Transcriptional and posttranscriptional control of c-fos gene expression in human monocytes.

E Sariban 1, R Luebbers 1, D Kufe 1
PMCID: PMC443573  PMID: 3275874

Abstract

We examined the mechanisms that are responsible for the regulation of c-fos gene expression in human monocytes. Levels of c-fos mRNA were low or undetectable in resting monocytes. Results of run-on transcription assays, however, demonstrated that both the first two and last two exons of the c-fos gene were transcribed at similar rates, and that only the sense strand of this gene was transcribed. These findings suggest that the level of c-fos transcripts in resting human monocytes is controlled at a posttranscriptional level. Activation of resting monocytes with phorbol ester was associated with a rapid and transient increase in c-fos mRNA levels. This increase in c-fos transcripts was related to an enhanced rate of c-fos transcription.

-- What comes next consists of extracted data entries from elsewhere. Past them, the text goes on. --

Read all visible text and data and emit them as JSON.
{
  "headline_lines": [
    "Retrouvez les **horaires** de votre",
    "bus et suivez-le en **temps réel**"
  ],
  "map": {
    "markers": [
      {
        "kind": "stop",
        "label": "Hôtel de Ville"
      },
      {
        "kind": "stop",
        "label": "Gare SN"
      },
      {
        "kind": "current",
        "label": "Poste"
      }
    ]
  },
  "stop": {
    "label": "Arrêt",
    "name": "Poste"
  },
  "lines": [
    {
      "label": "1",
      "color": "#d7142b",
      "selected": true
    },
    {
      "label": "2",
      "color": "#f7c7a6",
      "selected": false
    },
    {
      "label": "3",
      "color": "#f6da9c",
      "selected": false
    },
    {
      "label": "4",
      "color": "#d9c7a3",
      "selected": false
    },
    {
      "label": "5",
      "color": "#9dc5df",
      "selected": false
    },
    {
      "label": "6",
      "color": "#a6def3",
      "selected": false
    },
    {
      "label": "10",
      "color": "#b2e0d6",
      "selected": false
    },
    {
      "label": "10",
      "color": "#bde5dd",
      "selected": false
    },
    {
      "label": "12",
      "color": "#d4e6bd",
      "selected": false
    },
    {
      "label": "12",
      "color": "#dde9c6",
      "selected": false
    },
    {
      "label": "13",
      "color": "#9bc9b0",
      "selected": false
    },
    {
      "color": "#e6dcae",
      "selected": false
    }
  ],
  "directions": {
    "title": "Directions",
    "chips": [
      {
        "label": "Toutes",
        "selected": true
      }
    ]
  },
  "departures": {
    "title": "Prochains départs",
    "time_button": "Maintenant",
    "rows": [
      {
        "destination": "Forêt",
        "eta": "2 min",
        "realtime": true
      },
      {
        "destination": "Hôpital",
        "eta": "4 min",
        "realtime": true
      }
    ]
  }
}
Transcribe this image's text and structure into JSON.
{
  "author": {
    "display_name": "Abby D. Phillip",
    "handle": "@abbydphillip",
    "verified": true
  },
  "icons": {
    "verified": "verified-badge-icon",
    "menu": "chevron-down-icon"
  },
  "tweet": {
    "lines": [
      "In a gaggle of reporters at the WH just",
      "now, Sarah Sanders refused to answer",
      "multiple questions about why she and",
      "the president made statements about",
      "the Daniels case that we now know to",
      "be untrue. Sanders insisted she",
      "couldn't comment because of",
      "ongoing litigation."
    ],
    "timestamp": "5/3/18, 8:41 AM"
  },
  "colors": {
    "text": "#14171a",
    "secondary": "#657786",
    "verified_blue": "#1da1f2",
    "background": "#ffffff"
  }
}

Moreover, exposure of resting monocytes to inhibitors of protein synthesis induced (i) a rapid and marked (300-fold) increase in c-fos mRNA levels, despite only a 9-fold increase in c-fos transcription, and (ii) a prolongation of the half-life of c-fos mRNA. Thus, while posttranscriptional control was responsible for the down-regulation of c-fos transcripts in both resting and activated human monocytes, transcriptional mechanisms were responsible for the transient increase in c-fos expression induced by phorbol ester. Furthermore, the marked increases in c-fos mRNA associated with inhibition of protein synthesis were regulated by both transcriptional and posttranscriptional mechanisms. These findings may be related to recent observations which indicate that both positive and negative factors transcriptionally regulate c-fos gene expression and that sequences found in the 3'-untranslated region of the c-fos mRNA are responsible for the stability of this transcript.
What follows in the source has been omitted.